Conclusions: The simulation of the combination of transesophageal LA pacing with RA sensed biventricular pacing is possible with the Offenburg heart rhythm model. The new temporary 4-chamber pacing method may be additional useful method in CRT non-responders with long interatrial electrical delay.
Abstract: Electric field of biventricular (BV) pacing, left ventricular (LV) electrode position and electrical interventricular desynchronization are important parameters for successful cardiac resynchronization therapy (CRT) in patients with heart failure, sinus rhythm and reduced LV ejection fraction. The aim of the study was to evaluate electric pacing field of transesophageal left atrial (LA) pacing and BV pacing with 3D heart rhythm simulation.

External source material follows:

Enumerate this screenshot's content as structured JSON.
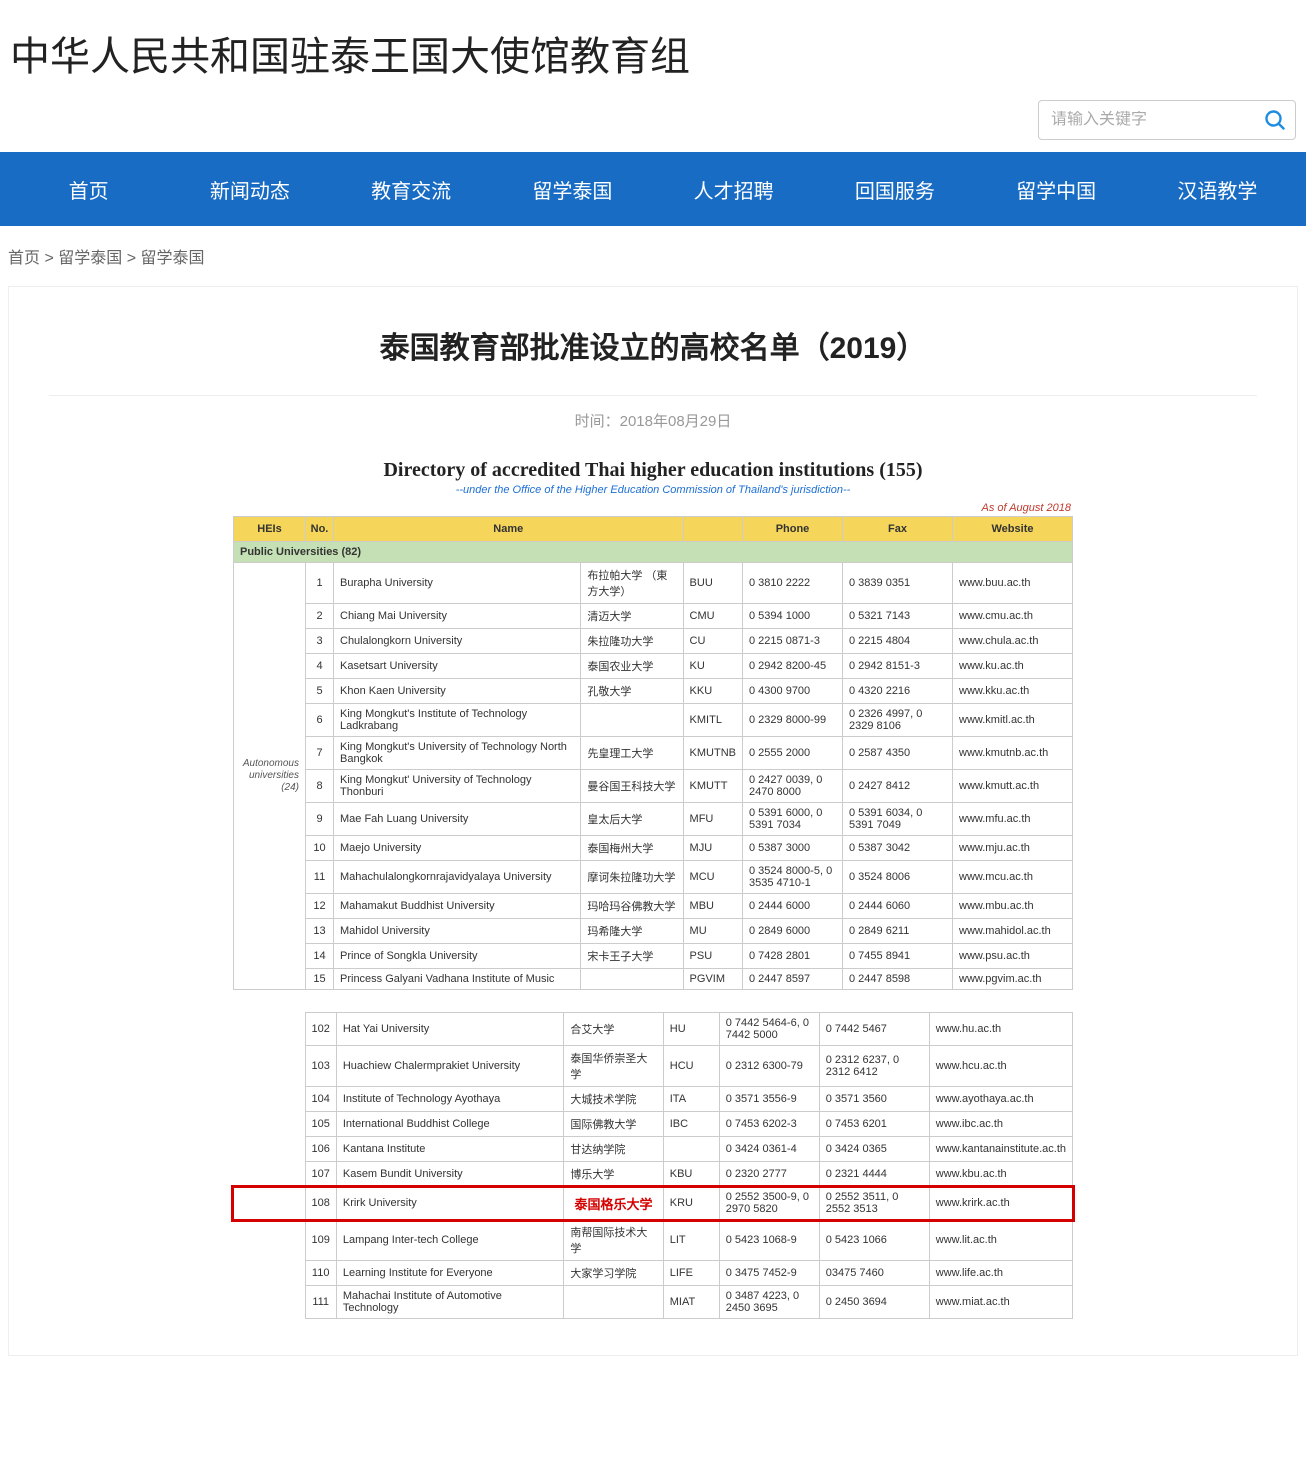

Bipolar right atrial (RA), right ventricular (RV), LV electrodes and multipolar hemispherical esophageal LA electrodes were modeled with CST (Computer Simulation Technology, Darmstadt). Electric pacing field were simulated with bipolar RA and RV pacing with Solid S (Biotronik) electrode, bipolar LV pacing with Attain 4194 (Medtronic) electrode and bipolar LA pacing with TO8 (Osypka) esophageal electrode. 3D heart rhythm model with esophagus allowed electric pacing field simulation of 4-chamber pacing with bipolar intracardiac RA, RV, LV pacing and bipolar transesophageal LA pacing. The pacing amplitudes were 3V RA pacing amplitude, 50V LA pacing amplitude, 1.5V RV pacing amplitude and 3V LV pacing amplitude with 0.5ms pacing pulse duration. The atrioventricular delay between RA pacing and BV pacing was 140ms atrioventricular pacing delay and simultaneous RV and LV pacing. Electric pacing fields were simulated during the different pacing modes AAI, VVI, DDD and DDD0V. The intracardiac far-field pacing potentials were evaluated with intracardiac electrodes and a distance of 1mm from the electrodes with RA electrode 1.104V, RV electrode 0.703V and LV electrode 1.32V. The transesophageal far-field pacing potential was evaluated with transesophageal electrode and a distance of 10mm from the elelctrode with LA electrode 6.076V. Heart rhythm model simulation with esophagus allows evaluation of electric pacing fields in AAI, VVI, DDD, DDD0V and DDD0D pacing modes. Electric pacing field of RA, RV and LV pacing in combination with LA pacing may additional useful pacing mode in CRT non-responders.